While the idea itself may be born out of good intentions, one has to wonder just how feasible e-learning would be for families living under the poverty line, or families who live away from the convenience of reliable Internet connection.
For one girl however, the fact that her family lived in a rural area in Sarawak with poor Internet connectivity did not stop her from making the most out of her academics.
In a recent post that was shared by SMK Tinggi Sarikei, a national high school located in the Sarikei area of Sarawak, one of their students, a 13-year-old girl known as Heliyana, was photographed squatting under the sun. Armed with her smartphone in one hand and with her papers on her lap, she was seen working away to complete her examinations under the blazing hot sun.

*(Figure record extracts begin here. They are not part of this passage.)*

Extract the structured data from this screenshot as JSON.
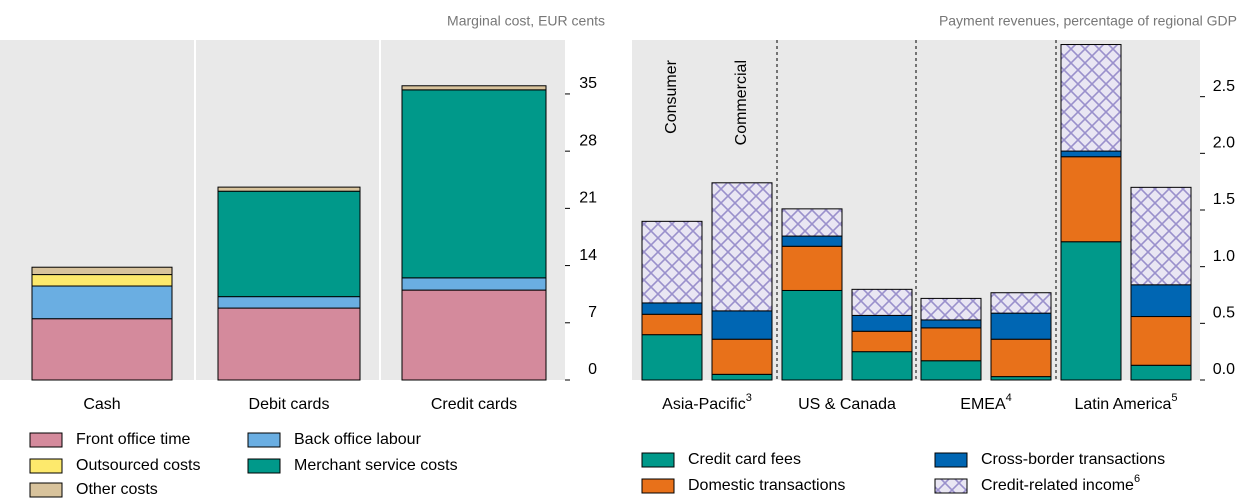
{
  "chart_data": [
    {
      "type": "bar",
      "stacked": true,
      "y_label": "Marginal cost, EUR cents",
      "categories": [
        "Cash",
        "Debit cards",
        "Credit cards"
      ],
      "series": [
        {
          "name": "Front office time",
          "color": "#d48a9c",
          "values": [
            7.5,
            8.8,
            11.0
          ]
        },
        {
          "name": "Back office labour",
          "color": "#6aaee2",
          "values": [
            4.0,
            1.4,
            1.5
          ]
        },
        {
          "name": "Outsourced costs",
          "color": "#fde96c",
          "values": [
            1.4,
            0,
            0
          ]
        },
        {
          "name": "Merchant service costs",
          "color": "#00998a",
          "values": [
            0,
            12.9,
            23.0
          ]
        },
        {
          "name": "Other costs",
          "color": "#d8c39c",
          "values": [
            0.9,
            0.5,
            0.5
          ]
        }
      ],
      "ylim": [
        0,
        41.6
      ],
      "yticks": [
        0,
        7,
        14,
        21,
        28,
        35
      ]
    },
    {
      "type": "bar",
      "stacked": true,
      "y_label": "Payment revenues, percentage of regional GDP",
      "categories": [
        "Consumer",
        "Commercial",
        null,
        null,
        null,
        null,
        null,
        null
      ],
      "groups": [
        {
          "label": "Asia-Pacific",
          "note": "3"
        },
        {
          "label": "US & Canada"
        },
        {
          "label": "EMEA",
          "note": "4"
        },
        {
          "label": "Latin America",
          "note": "5"
        }
      ],
      "series": [
        {
          "name": "Credit card fees",
          "color": "#00998a",
          "values": [
            0.4,
            0.05,
            0.79,
            0.25,
            0.17,
            0.03,
            1.22,
            0.13
          ]
        },
        {
          "name": "Domestic transactions",
          "color": "#e8711a",
          "values": [
            0.18,
            0.31,
            0.39,
            0.18,
            0.29,
            0.33,
            0.75,
            0.43
          ]
        },
        {
          "name": "Cross-border transactions",
          "color": "#0066b3",
          "values": [
            0.1,
            0.25,
            0.09,
            0.14,
            0.07,
            0.23,
            0.05,
            0.28
          ]
        },
        {
          "name": "Credit-related income",
          "note": "6",
          "color": "#9a90cc",
          "hatch": true,
          "values": [
            0.72,
            1.13,
            0.24,
            0.23,
            0.19,
            0.18,
            0.94,
            0.86
          ]
        }
      ],
      "ylim": [
        0,
        3.0
      ],
      "yticks": [
        {
          "value": 0,
          "label": "0.0"
        },
        0.5,
        {
          "value": 1,
          "label": "1.0"
        },
        1.5,
        {
          "value": 2,
          "label": "2.0"
        },
        2.5
      ]
    }
  ]
}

Why didn’t she work inside her own home instead, you ask?
The Internet in the longhouse that she stayed in was too poor to maintain a consistent connection, forcing her to head outdoors to complete her e-learning.

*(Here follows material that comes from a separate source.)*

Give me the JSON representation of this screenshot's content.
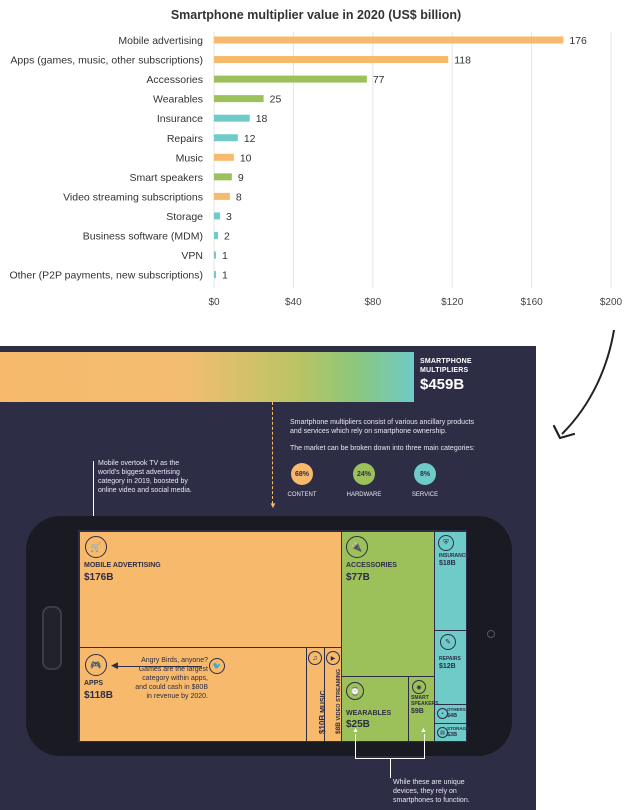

However, it turns out that Heliyana isn’t the only student facing this problem in SMK Tinggi Sarikei either, as over 20 out of the school’s 850 students have faced difficulties trying to adopt the new norm of e-learning, due to issues faced by a lack of proper Internet connectivity.
In fact, one student who doesn’t even own a smartphone and only has a basic phone that can receive SMS messages had to have her exam papers sent to her by a dedicated teacher, who would then receive her answers via SMS.
According to the school’s principal, e-learning has not been easy to implement in rural areas like their own.
“Some children from poor families do not have mobile phones, so they have to use their parents’ mobile phones to study. Sometimes parents do not leave their mobile phones at home. They can only learn their homework in the afternoon or evening.”
However, with the students being both diligent and hard-working, they are willing to go the extra mile to ensure that they continue receiving their education, despite the circumstances.
Which comes to show that in hindsight, we should all learn to appreciate the privileges that we have in life, and remember that we should always lend a hand to those who need it, when we are in a position to do so.
To Heliyana and her friends, we applaud you for your continued efforts to work hard in your academics, and wish you all the best.